Futures were little changed in New York, up 0.8 percent for the week. U.S. inventories last week fell for the first time this year, according to Energy Information Administration data on Wednesday. Output curbs by OPEC and its partners may continue past June if global stockpiles remain above the five-year average, according to Saudi Arabia’s Energy Minister Khalid Al-Falih.
Oil last week broke below $50 a barrel for the first time since December as rising U.S. output countered production curbs by members of the Organization of Petroleum Exporting Countries and other nations. While markets are still struggling to clear a surge in supply from OPEC at the end of 2016, compliance to the cuts remain above 90 percent, the International Energy Agency said.
“U.S. stockpiles will be a headwind for the market until there is a consistent downtrend,” said David Lennox, a resource analyst at Fat Prophets in Sydney. “Cuts are unlikely to be extended if U.S. production remains above 9 million barrels a day. I can’t see OPEC boosting the price for American companies.”
West Texas Intermediate for April delivery was at $48.86 a barrel on the New York Mercantile Exchange, up 11 cents, at 1:44 p.m. in Hong Kong. Total volume traded was about 61 percent below the 100-day average. Prices fell 11 cents to $48.75 on Thursday after surging 2.4 percent the previous session.
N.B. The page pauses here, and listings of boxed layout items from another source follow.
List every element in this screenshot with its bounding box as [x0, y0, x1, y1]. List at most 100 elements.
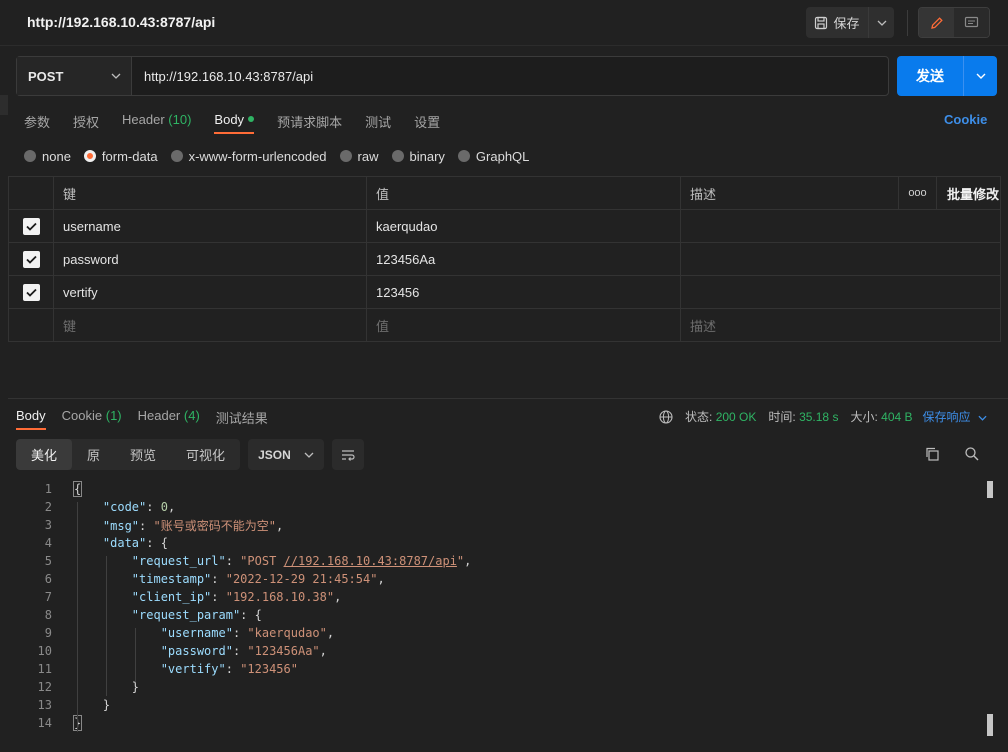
response-tab-cookie[interactable]: Cookie (1) — [62, 400, 122, 430]
json-string: "2022-12-29 21:45:54" — [225, 572, 378, 586]
row-checkbox[interactable] — [23, 250, 40, 268]
tab-body-label: Body — [214, 112, 245, 127]
save-button[interactable]: 保存 — [806, 7, 868, 38]
save-icon — [815, 16, 828, 29]
json-string: "账号或密码不能为空" — [153, 518, 276, 533]
description-cell[interactable] — [680, 242, 1001, 276]
response-tab-body[interactable]: Body — [16, 400, 46, 430]
more-options-button[interactable]: ooo — [898, 176, 937, 210]
send-button-group: 发送 — [897, 56, 997, 96]
json-key: "vertify" — [160, 662, 226, 676]
json-number: 0 — [160, 500, 168, 514]
json-url-link[interactable]: //192.168.10.43:8787/api — [284, 554, 457, 568]
tab-header[interactable]: Header (10) — [122, 104, 191, 134]
checkmark-icon — [26, 288, 37, 297]
row-checkbox[interactable] — [23, 283, 40, 301]
json-key: "code" — [102, 500, 147, 514]
radio-none[interactable]: none — [24, 149, 71, 164]
editor-scrollbar-top[interactable] — [987, 481, 993, 498]
radio-label: GraphQL — [475, 148, 530, 164]
code-text: "timestamp": "2022-12-29 21:45:54", — [131, 572, 385, 586]
view-raw-button[interactable]: 原 — [72, 439, 115, 470]
json-key: "request_url" — [131, 554, 226, 568]
wrap-lines-button[interactable] — [332, 439, 365, 470]
body-indicator-dot — [248, 116, 255, 122]
cookie-link[interactable]: Cookie — [944, 112, 987, 127]
code-text: "vertify": "123456" — [160, 662, 298, 676]
response-status-area: 状态: 200 OK 时间: 35.18 s 大小: 404 B 保存响应 — [659, 408, 987, 425]
chevron-down-icon — [976, 73, 985, 79]
response-body-editor[interactable]: 1{ 2 "code": 0, 3 "msg": "账号或密码不能为空", 4 … — [16, 480, 992, 742]
edit-button[interactable] — [919, 8, 954, 37]
key-cell[interactable]: username — [53, 209, 367, 243]
response-tab-header[interactable]: Header (4) — [138, 400, 200, 430]
response-divider[interactable] — [8, 398, 1008, 399]
save-options-button[interactable] — [868, 7, 894, 38]
radio-form-data[interactable]: form-data — [83, 149, 158, 164]
row-checkbox-cell — [8, 242, 54, 276]
code-line: 4 "data": { — [16, 534, 992, 552]
save-response-button[interactable]: 保存响应 — [923, 408, 987, 425]
code-text: { — [72, 481, 83, 497]
key-input-placeholder[interactable]: 键 — [53, 308, 367, 342]
globe-icon[interactable] — [659, 409, 673, 424]
format-label: JSON — [258, 447, 291, 462]
json-key: "request_param" — [131, 608, 241, 622]
select-column-header — [8, 176, 54, 210]
send-button[interactable]: 发送 — [897, 56, 963, 96]
editor-scrollbar-bottom[interactable] — [987, 714, 993, 736]
key-cell[interactable]: vertify — [53, 275, 367, 309]
tab-body[interactable]: Body — [214, 104, 255, 134]
send-options-button[interactable] — [963, 56, 997, 96]
tab-settings[interactable]: 设置 — [414, 104, 440, 134]
comment-button[interactable] — [954, 8, 989, 37]
value-cell[interactable]: 123456 — [366, 275, 681, 309]
value-input-placeholder[interactable]: 值 — [366, 308, 681, 342]
row-checkbox[interactable] — [23, 217, 40, 235]
wrap-lines-icon — [342, 449, 355, 461]
description-cell[interactable] — [680, 275, 1001, 309]
response-tab-test-results[interactable]: 测试结果 — [216, 400, 268, 430]
json-string: "123456" — [240, 662, 298, 676]
value-cell[interactable]: kaerqudao — [366, 209, 681, 243]
view-preview-button[interactable]: 预览 — [115, 439, 171, 470]
radio-label: x-www-form-urlencoded — [188, 148, 327, 164]
format-select[interactable]: JSON — [248, 439, 325, 470]
radio-graphql[interactable]: GraphQL — [457, 148, 530, 164]
radio-label: none — [42, 148, 71, 164]
view-visualize-button[interactable]: 可视化 — [171, 439, 240, 470]
code-line: 6 "timestamp": "2022-12-29 21:45:54", — [16, 570, 992, 588]
tab-auth[interactable]: 授权 — [73, 104, 99, 134]
tab-prerequest-script[interactable]: 预请求脚本 — [277, 104, 342, 134]
time-value[interactable]: 35.18 s — [799, 410, 838, 424]
radio-raw[interactable]: raw — [339, 149, 379, 164]
code-line: 1{ — [16, 480, 992, 498]
line-number: 7 — [44, 590, 52, 604]
radio-circle-checked — [83, 150, 96, 162]
method-select[interactable]: POST — [17, 57, 132, 95]
request-tabs: 参数 授权 Header (10) Body 预请求脚本 测试 设置 — [24, 104, 463, 134]
status-value[interactable]: 200 OK — [716, 410, 757, 424]
key-cell[interactable]: password — [53, 242, 367, 276]
description-cell[interactable] — [680, 209, 1001, 243]
copy-button[interactable] — [924, 446, 940, 465]
description-input-placeholder[interactable]: 描述 — [680, 308, 1001, 342]
radio-urlencoded[interactable]: x-www-form-urlencoded — [170, 148, 327, 164]
view-pretty-button[interactable]: 美化 — [16, 439, 73, 470]
code-line: 3 "msg": "账号或密码不能为空", — [16, 516, 992, 534]
search-button[interactable] — [964, 446, 980, 465]
code-line: 13 } — [16, 696, 992, 714]
chevron-down-icon — [304, 452, 314, 458]
line-number: 4 — [44, 536, 52, 550]
url-input[interactable]: http://192.168.10.43:8787/api — [132, 57, 888, 95]
bulk-edit-button[interactable]: 批量修改 — [936, 176, 1001, 210]
radio-binary[interactable]: binary — [391, 149, 445, 164]
response-tab-header-label: Header — [137, 408, 181, 423]
code-text: "client_ip": "192.168.10.38", — [131, 590, 342, 604]
tab-tests[interactable]: 测试 — [365, 104, 391, 134]
radio-circle — [170, 150, 183, 162]
tab-params[interactable]: 参数 — [24, 104, 50, 134]
value-cell[interactable]: 123456Aa — [366, 242, 681, 276]
response-tab-cookie-count: (1) — [105, 408, 122, 423]
size-value[interactable]: 404 B — [881, 410, 912, 424]
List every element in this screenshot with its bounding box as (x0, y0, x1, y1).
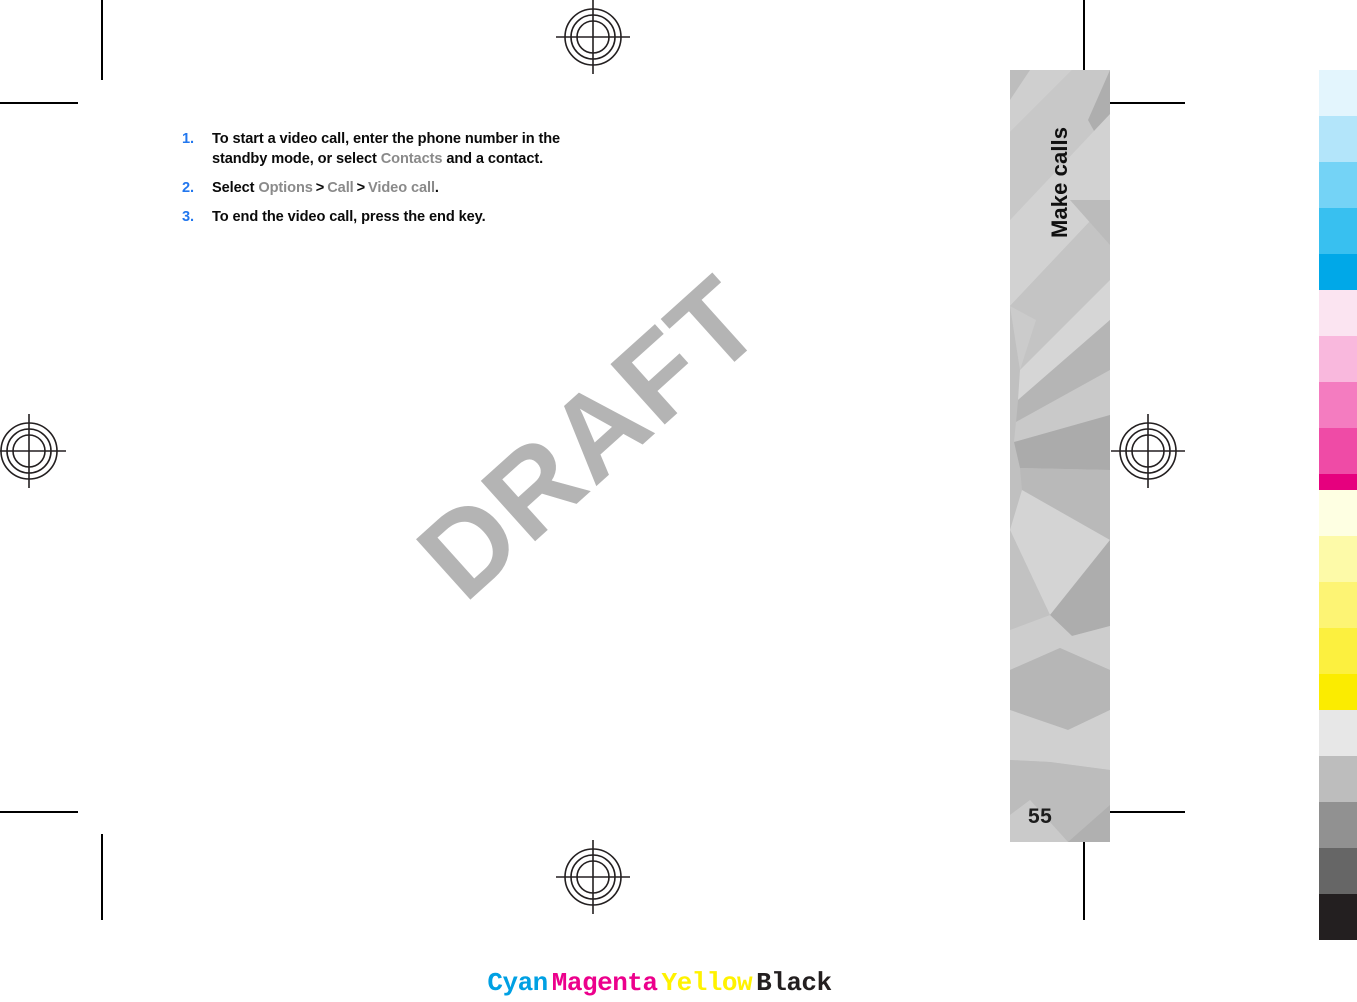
step-text: To end the video call, press the end key… (212, 208, 486, 225)
list-item: 1. To start a video call, enter the phone… (182, 130, 602, 170)
sidebar-polygon-texture (1010, 70, 1110, 842)
color-bar-group-yellow (1319, 490, 1357, 720)
crop-mark-bottom-right-horizontal (1110, 811, 1185, 813)
instruction-content: 1. To start a video call, enter the phone… (182, 130, 602, 228)
crop-mark-top-left-horizontal (0, 102, 78, 104)
color-swatch (1319, 628, 1357, 674)
color-swatch (1319, 336, 1357, 382)
list-item: 3. To end the video call, press the end k… (182, 208, 602, 228)
color-swatch (1319, 382, 1357, 428)
menu-separator: > (315, 179, 325, 196)
registration-mark-bottom (556, 840, 630, 914)
draft-watermark: DRAFT (393, 251, 787, 625)
color-name-cyan: Cyan (487, 968, 548, 998)
color-name-yellow: Yellow (661, 968, 753, 998)
crop-mark-top-left-vertical (101, 0, 103, 80)
color-swatch (1319, 756, 1357, 802)
color-swatch (1319, 70, 1357, 116)
color-swatch (1319, 162, 1357, 208)
step-number: 3. (182, 208, 194, 225)
color-swatch (1319, 802, 1357, 848)
ui-term: Options (258, 179, 313, 196)
color-name-magenta: Magenta (551, 968, 658, 998)
registration-mark-top (556, 0, 630, 74)
color-calibration-bars (1319, 0, 1357, 1002)
color-swatch (1319, 848, 1357, 894)
ui-term: Call (327, 179, 354, 196)
color-swatch (1319, 208, 1357, 254)
page-number: 55 (1028, 805, 1053, 828)
registration-mark-left (0, 414, 66, 488)
color-name-black: Black (756, 968, 832, 998)
color-separation-labels: Cyan Magenta Yellow Black (0, 968, 1319, 998)
color-swatch (1319, 116, 1357, 162)
crop-mark-top-right-horizontal (1110, 102, 1185, 104)
step-number: 1. (182, 131, 194, 147)
ui-term: Video call (368, 179, 435, 196)
step-number: 2. (182, 179, 194, 196)
chapter-sidebar: Make calls 55 (1010, 70, 1110, 842)
color-bar-group-cyan (1319, 70, 1357, 300)
color-swatch (1319, 490, 1357, 536)
registration-mark-right (1111, 414, 1185, 488)
step-text: Select (212, 179, 259, 196)
color-swatch (1319, 428, 1357, 474)
step-text: and a contact. (442, 150, 544, 167)
color-bar-group-black (1319, 710, 1357, 940)
ui-term: Contacts (380, 150, 443, 167)
color-swatch (1319, 710, 1357, 756)
color-swatch (1319, 290, 1357, 336)
color-bar-group-magenta (1319, 290, 1357, 520)
numbered-steps-list: 1. To start a video call, enter the phone… (182, 130, 602, 228)
crop-mark-bottom-right-vertical (1083, 834, 1085, 920)
color-swatch (1319, 536, 1357, 582)
color-swatch (1319, 582, 1357, 628)
step-text: . (434, 179, 439, 196)
menu-separator: > (356, 179, 366, 196)
list-item: 2. Select Options > Call > Video call. (182, 179, 602, 199)
crop-mark-bottom-left-horizontal (0, 811, 78, 813)
crop-mark-top-right-vertical (1083, 0, 1085, 80)
crop-mark-bottom-left-vertical (101, 834, 103, 920)
color-swatch (1319, 894, 1357, 940)
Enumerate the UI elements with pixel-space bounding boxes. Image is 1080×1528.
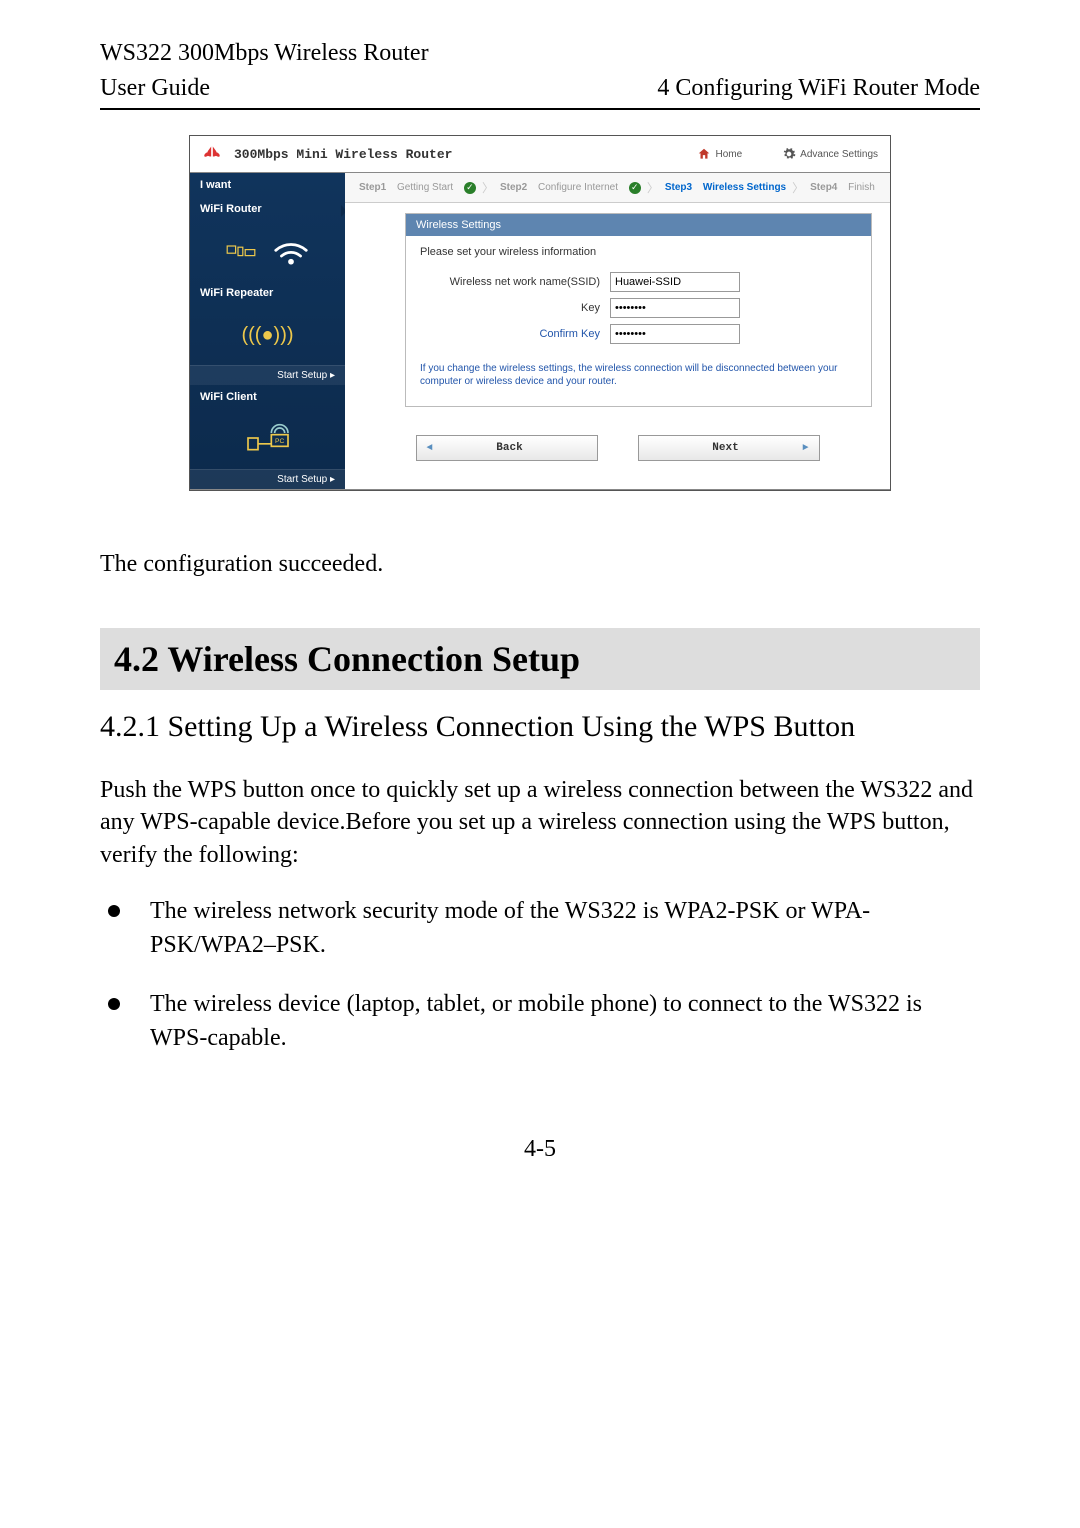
confirm-key-input[interactable]: [610, 324, 740, 344]
bullet-item: The wireless device (laptop, tablet, or …: [100, 988, 980, 1055]
next-label: Next: [712, 442, 738, 454]
key-label: Key: [420, 302, 610, 314]
intro-paragraph: Push the WPS button once to quickly set …: [100, 774, 980, 871]
gear-icon: [782, 147, 796, 161]
sidebar-item-wifi-client[interactable]: WiFi Client: [190, 385, 345, 409]
start-setup-client[interactable]: Start Setup ▸: [190, 469, 345, 489]
ui-title: 300Mbps Mini Wireless Router: [234, 147, 452, 162]
config-succeeded-text: The configuration succeeded.: [100, 551, 980, 578]
key-input[interactable]: [610, 298, 740, 318]
page-number: 4-5: [100, 1136, 980, 1163]
wifi-icon: [272, 237, 310, 265]
home-button[interactable]: Home: [697, 147, 742, 161]
devices-icon: [226, 240, 262, 262]
check-icon: ✓: [464, 182, 476, 194]
panel-note: If you change the wireless settings, the…: [420, 362, 857, 388]
client-icon: PC: [243, 421, 293, 458]
step-active: Step3 Wireless Settings: [659, 182, 792, 193]
chevron-right-icon: 〉: [647, 179, 659, 196]
section-heading: 4.2 Wireless Connection Setup: [100, 628, 980, 690]
check-icon: ✓: [629, 182, 641, 194]
product-title: WS322 300Mbps Wireless Router: [100, 40, 980, 67]
panel-title: Wireless Settings: [406, 214, 871, 236]
home-icon: [697, 147, 711, 161]
chevron-right-icon: 〉: [792, 179, 804, 196]
back-button[interactable]: ◄ Back: [416, 435, 598, 461]
ssid-input[interactable]: [610, 272, 740, 292]
start-setup-repeater[interactable]: Start Setup ▸: [190, 365, 345, 385]
repeater-icon: (((●))): [241, 324, 293, 347]
ssid-label: Wireless net work name(SSID): [420, 276, 610, 288]
wireless-settings-panel: Wireless Settings Please set your wirele…: [405, 213, 872, 407]
chevron-right-icon: 〉: [482, 179, 494, 196]
sidebar-item-wifi-router[interactable]: WiFi Router: [190, 197, 345, 221]
router-ui-screenshot: 300Mbps Mini Wireless Router Home Advanc…: [189, 135, 891, 491]
bullet-item: The wireless network security mode of th…: [100, 895, 980, 962]
subsection-heading: 4.2.1 Setting Up a Wireless Connection U…: [100, 710, 980, 744]
back-label: Back: [496, 442, 522, 454]
arrow-left-icon: ◄: [427, 443, 433, 454]
sidebar-item-wifi-repeater[interactable]: WiFi Repeater: [190, 281, 345, 305]
wizard-steps: Step1 Getting Start ✓ 〉 Step2 Configure …: [345, 173, 890, 203]
advance-settings-label: Advance Settings: [800, 149, 878, 160]
advance-settings-button[interactable]: Advance Settings: [782, 147, 878, 161]
confirm-key-label: Confirm Key: [420, 328, 610, 340]
header-left: User Guide: [100, 75, 210, 102]
huawei-logo-icon: [202, 144, 222, 164]
svg-text:PC: PC: [275, 438, 284, 445]
home-label: Home: [715, 149, 742, 160]
sidebar-title: I want: [190, 173, 345, 197]
panel-hint: Please set your wireless information: [420, 246, 857, 258]
header-right: 4 Configuring WiFi Router Mode: [657, 75, 980, 102]
arrow-right-icon: ►: [802, 443, 808, 454]
next-button[interactable]: Next ►: [638, 435, 820, 461]
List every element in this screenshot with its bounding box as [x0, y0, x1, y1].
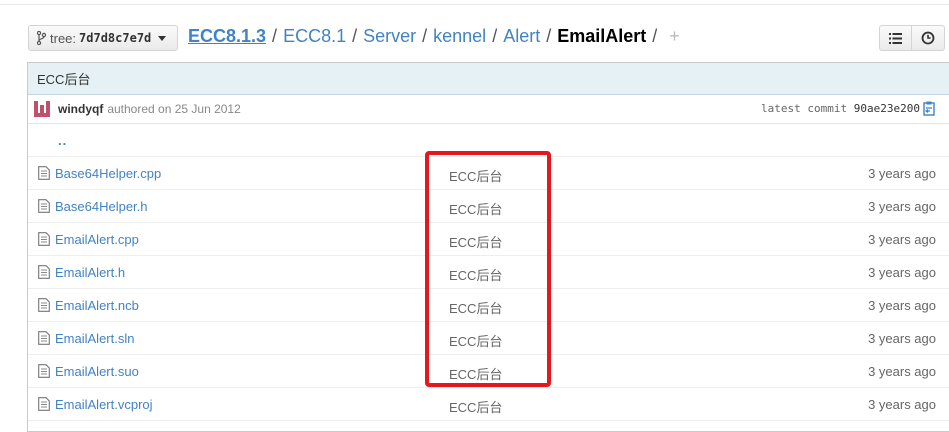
file-row: EmailAlert.h ECC后台 3 years ago [28, 256, 949, 289]
file-age: 3 years ago [868, 397, 936, 412]
file-name-link[interactable]: Base64Helper.cpp [55, 166, 161, 181]
file-name-link[interactable]: Base64Helper.h [55, 199, 148, 214]
branch-icon [37, 31, 46, 45]
file-row: EmailAlert.cpp ECC后台 3 years ago [28, 223, 949, 256]
file-icon [38, 199, 50, 213]
file-browser: ECC后台 windyqf authored on 25 Jun 2012 la… [27, 62, 949, 432]
file-name-link[interactable]: EmailAlert.suo [55, 364, 139, 379]
file-commit-message[interactable]: ECC后台 [449, 232, 502, 251]
file-commit-message[interactable]: ECC后台 [449, 397, 502, 416]
commit-author-link[interactable]: windyqf [58, 102, 103, 116]
file-commit-message[interactable]: ECC后台 [449, 331, 502, 350]
latest-commit-sha[interactable]: 90ae23e200 [854, 102, 920, 115]
top-divider [0, 4, 949, 5]
file-commit-message[interactable]: ECC后台 [449, 265, 502, 284]
file-age: 3 years ago [868, 298, 936, 313]
commit-meta: windyqf authored on 25 Jun 2012 latest c… [28, 95, 949, 124]
file-name-link[interactable]: EmailAlert.vcproj [55, 397, 153, 412]
breadcrumb-separator: / [352, 26, 358, 46]
branch-sha: 7d7d8c7e7d [79, 31, 152, 45]
commit-title: ECC后台 [28, 63, 949, 95]
file-age: 3 years ago [868, 199, 936, 214]
file-name-link[interactable]: EmailAlert.ncb [55, 298, 139, 313]
file-icon [38, 166, 50, 180]
file-name-link[interactable]: EmailAlert.h [55, 265, 125, 280]
parent-directory-link[interactable]: .. [58, 133, 67, 148]
file-commit-message[interactable]: ECC后台 [449, 166, 502, 185]
breadcrumb-root-link[interactable]: ECC8.1.3 [188, 26, 266, 47]
breadcrumb-link[interactable]: kennel [433, 26, 486, 47]
file-commit-message[interactable]: ECC后台 [449, 199, 502, 218]
branch-prefix: tree: [50, 30, 77, 46]
clipboard-copy-icon[interactable] [923, 101, 935, 116]
file-icon [38, 232, 50, 246]
file-age: 3 years ago [868, 364, 936, 379]
latest-commit-label: latest commit [761, 102, 848, 115]
avatar[interactable] [34, 101, 50, 117]
breadcrumb-link[interactable]: ECC8.1 [283, 26, 346, 47]
breadcrumb-separator: / [546, 26, 552, 46]
history-clock-icon [921, 31, 935, 45]
file-commit-message[interactable]: ECC后台 [449, 298, 502, 317]
file-row: EmailAlert.vcproj ECC后台 3 years ago [28, 388, 949, 421]
file-row: EmailAlert.sln ECC后台 3 years ago [28, 322, 949, 355]
branch-selector-button[interactable]: tree: 7d7d8c7e7d [28, 25, 178, 51]
breadcrumb-separator: / [652, 26, 658, 46]
file-row: Base64Helper.h ECC后台 3 years ago [28, 190, 949, 223]
breadcrumb-separator: / [492, 26, 498, 46]
commit-authored-date: authored on 25 Jun 2012 [107, 102, 241, 116]
file-age: 3 years ago [868, 166, 936, 181]
breadcrumb-link[interactable]: Alert [503, 26, 540, 47]
file-icon [38, 298, 50, 312]
file-row: EmailAlert.suo ECC后台 3 years ago [28, 355, 949, 388]
list-view-button[interactable] [879, 25, 912, 51]
add-file-link[interactable]: + [669, 26, 680, 47]
chevron-down-icon [158, 35, 167, 41]
file-row: EmailAlert.ncb ECC后台 3 years ago [28, 289, 949, 322]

Brent for May settlement rose 6 cents to $51.80 a barrel on the London-based ICE Futures Europe exchange. The contract on Thursday fell 7 cents to $51.74. The global benchmark crude traded at a premium of $2.44 to May WTI.
U.S. crude inventories dropped by 237,000 barrels last week to 528.2 million barrels, according to the EIA. Stockpiles remain near the highest level in more than three decades. Oil production expanded for a fourth week to 9.1 million barrels a day, the most since February 2016.
- The OPEC-led cuts are moving global markets in the “right direction” and fundamentals have improved considerably, Al-Falih said in a Bloomberg interview in Washington.
- BP Plc is in talks with Ineos AG to sell the Forties pipeline, one of the most-important pieces of oil infrastructure in the U.K.’s North Sea.